24th March 1933. Polythene.
Polythene is the most common plastic and the Brand Name for Polyethelene (Polyethene) which resulted from experimentation Today in 1933.
Two organic compounds were heated to 170°c to a pressure of 1700 atmospheres by two Imperial Chemical Industries (ICI) scientists, Reginald Gibson and Eric Fawcett, but they later found that instead of the Ethylene and Benzaldehyde combining as expected, a white, waxy solid was left.(1)
It was then demonstrated that this was a Polymer of Ethylene (Ethene) (C2H2 or H2C=CH2) that could be melted and drawn into threads of varying lengths of polymer chains of Ethylene units.
Ethylene is the most widely used of any organic compound and much of it to produce Polyethylene plastic, which under the Brand Name Polythene was first manufactured in 1948.(2)
The apparatus used in 1933 was presented by ICI to The Science Museum on the 50th anniversary of the first experiment.
There is a plaque commemorating the discovery of polythene in 1933 at Winnington (Northwich) Cheshire the former Brunner Mond (ICI) laboratories built in 1873.

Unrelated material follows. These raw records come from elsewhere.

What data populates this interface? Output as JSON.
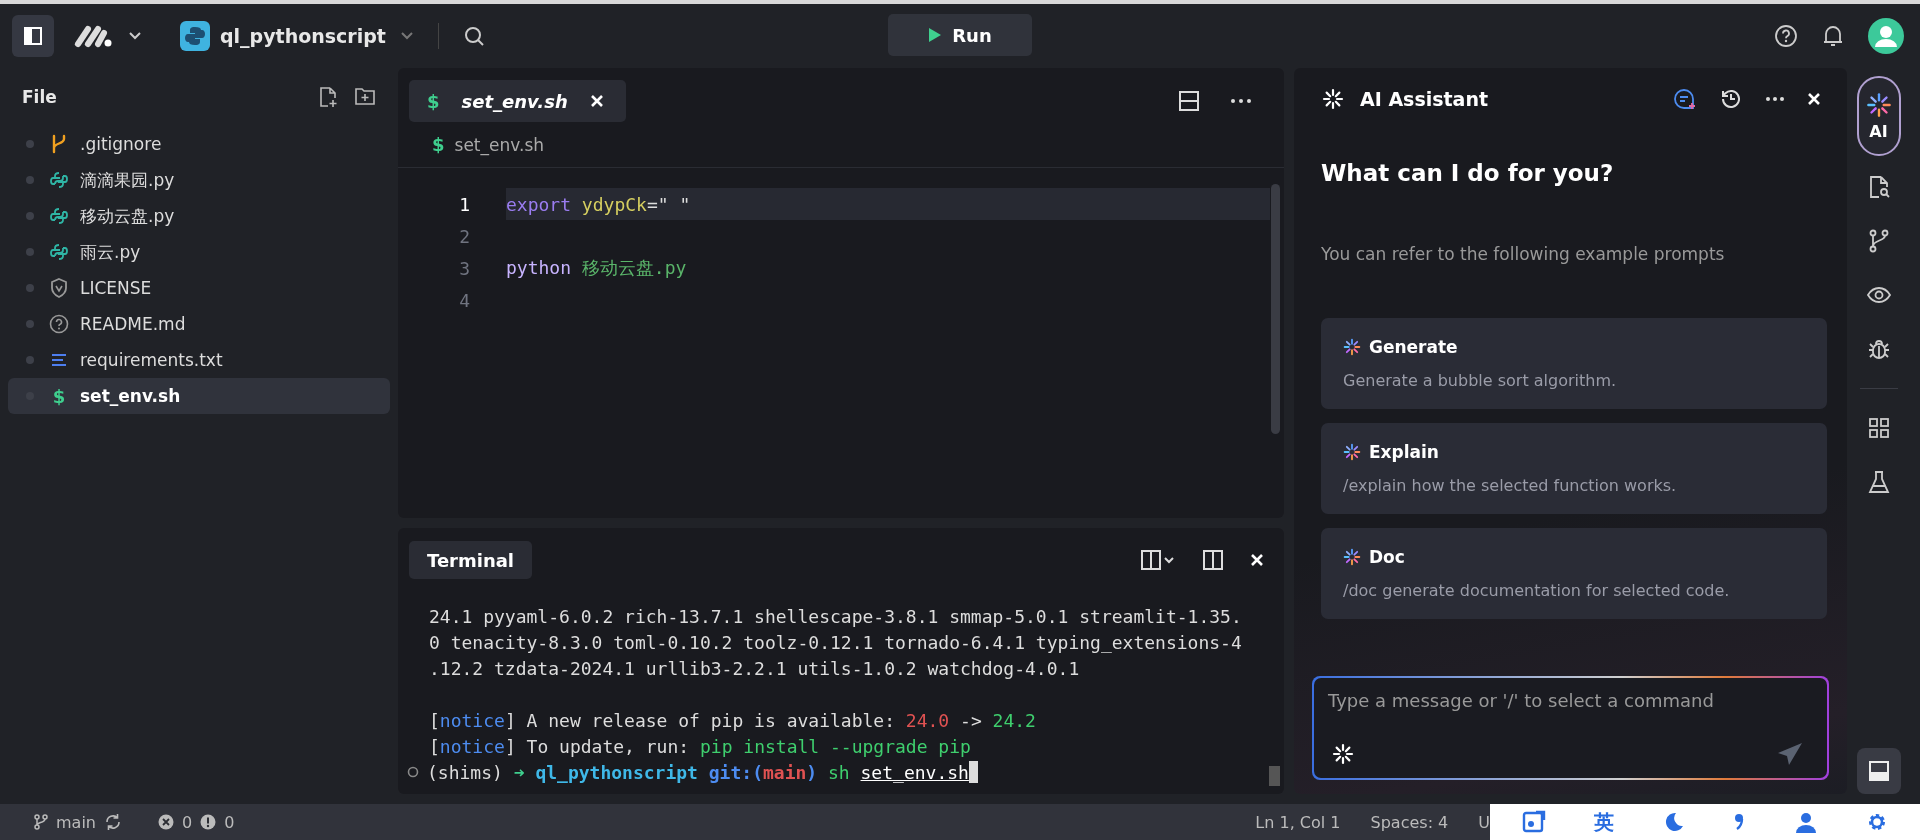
{
  "top_bar": {
    "project": "ql_pythonscript",
    "run_button": "Run"
  },
  "explorer": {
    "title": "File",
    "files": [
      {
        "name": ".gitignore",
        "kind": "git",
        "selected": false
      },
      {
        "name": "滴滴果园.py",
        "kind": "python",
        "selected": false
      },
      {
        "name": "移动云盘.py",
        "kind": "python",
        "selected": false
      },
      {
        "name": "雨云.py",
        "kind": "python",
        "selected": false
      },
      {
        "name": "LICENSE",
        "kind": "license",
        "selected": false
      },
      {
        "name": "README.md",
        "kind": "readme",
        "selected": false
      },
      {
        "name": "requirements.txt",
        "kind": "text",
        "selected": false
      },
      {
        "name": "set_env.sh",
        "kind": "shell",
        "glyph": "$",
        "selected": true
      }
    ]
  },
  "editor": {
    "tabs": [
      {
        "label": "set_env.sh",
        "glyph": "$",
        "selected": true
      }
    ],
    "breadcrumb": {
      "glyph": "$",
      "label": "set_env.sh"
    },
    "lines": [
      {
        "number": "1",
        "current": true,
        "tokens": [
          {
            "text": "export",
            "kind": "keyword"
          },
          {
            "text": " ydypCk",
            "kind": "variable"
          },
          {
            "text": "=\" \"",
            "kind": "plain"
          }
        ]
      },
      {
        "number": "2",
        "current": false
      },
      {
        "number": "3",
        "current": false,
        "tokens": [
          {
            "text": "python",
            "kind": "keyword2"
          },
          {
            "text": " 移动云盘.py",
            "kind": "string"
          }
        ]
      },
      {
        "number": "4",
        "current": false
      }
    ]
  },
  "terminal": {
    "title": "Terminal",
    "output": [
      "24.1 pyyaml-6.0.2 rich-13.7.1 shellescape-3.8.1 smmap-5.0.1 streamlit-1.35.",
      "0 tenacity-8.3.0 toml-0.10.2 toolz-0.12.1 tornado-6.4.1 typing_extensions-4",
      ".12.2 tzdata-2024.1 urllib3-2.2.1 utils-1.0.2 watchdog-4.0.1"
    ],
    "notices": [
      [
        {
          "text": "[",
          "kind": "plain"
        },
        {
          "text": "notice",
          "kind": "info"
        },
        {
          "text": "] A new release of pip is available: ",
          "kind": "plain"
        },
        {
          "text": "24.0",
          "kind": "old"
        },
        {
          "text": " -> ",
          "kind": "plain"
        },
        {
          "text": "24.2",
          "kind": "new"
        }
      ],
      [
        {
          "text": "[",
          "kind": "plain"
        },
        {
          "text": "notice",
          "kind": "info"
        },
        {
          "text": "] To update, run: ",
          "kind": "plain"
        },
        {
          "text": "pip install --upgrade pip",
          "kind": "new"
        }
      ]
    ],
    "prompt": [
      {
        "text": "(shims) ",
        "kind": "plain"
      },
      {
        "text": "➜ ",
        "kind": "arrow"
      },
      {
        "text": "ql_pythonscript ",
        "kind": "path"
      },
      {
        "text": "git:(",
        "kind": "git"
      },
      {
        "text": "main",
        "kind": "branch"
      },
      {
        "text": ")",
        "kind": "git"
      },
      {
        "text": " sh ",
        "kind": "command"
      },
      {
        "text": "set_env.sh",
        "kind": "argument"
      }
    ]
  },
  "ai_assistant": {
    "title": "AI Assistant",
    "heading": "What can I do for you?",
    "subtitle": "You can refer to the following example prompts",
    "prompts": [
      {
        "title": "Generate",
        "text": "Generate a bubble sort algorithm."
      },
      {
        "title": "Explain",
        "text": "/explain how the selected function works."
      },
      {
        "title": "Doc",
        "text": "/doc generate documentation for selected code."
      }
    ],
    "input": {
      "placeholder": "Type a message or '/' to select a command"
    }
  },
  "right_rail": {
    "items": [
      {
        "kind": "ai",
        "label": "AI",
        "selected": true
      },
      {
        "kind": "search-file",
        "selected": false
      },
      {
        "kind": "branch",
        "selected": false
      },
      {
        "kind": "eye",
        "selected": false
      },
      {
        "kind": "bug",
        "selected": false
      },
      {
        "kind": "grid",
        "selected": false
      },
      {
        "kind": "flask",
        "selected": false
      }
    ],
    "panel_toggle": {
      "selected": true
    }
  },
  "status_bar": {
    "branch": "main",
    "errors": "0",
    "warnings": "0",
    "position": "Ln 1, Col 1",
    "spaces": "Spaces: 4",
    "encoding": "U"
  },
  "ime_toolbar": {
    "mode": "英"
  }
}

The plastic fibres were derived from fossil fuels, coal and oil in the 20thc and created by companies such as Courtaulds and ICI.
Polythene was to join Polystyrene, Polyester, PVC and Nylon, but all posing problems of decomposition. The future lies with bio-derivatives from the likes of sugar-cane.
(1) Benzaldehyde consists of a Benzene ring with a Formyl substituent and is the simplest aromatic Aldehyde and one of most industrially useful.
Benzaldehyde and similar chemicals occur naturally in foods such as almonds, apricots, apples and contain Amygdalin.
(2) Ethylene is a colourless flammable gas with sweet musky odour and is the simplest of the Alkene Hydrocarbons with C-C double bond.
Ethylene is a natural plant hormone and ripens fruits and its hydrate is Ethanol.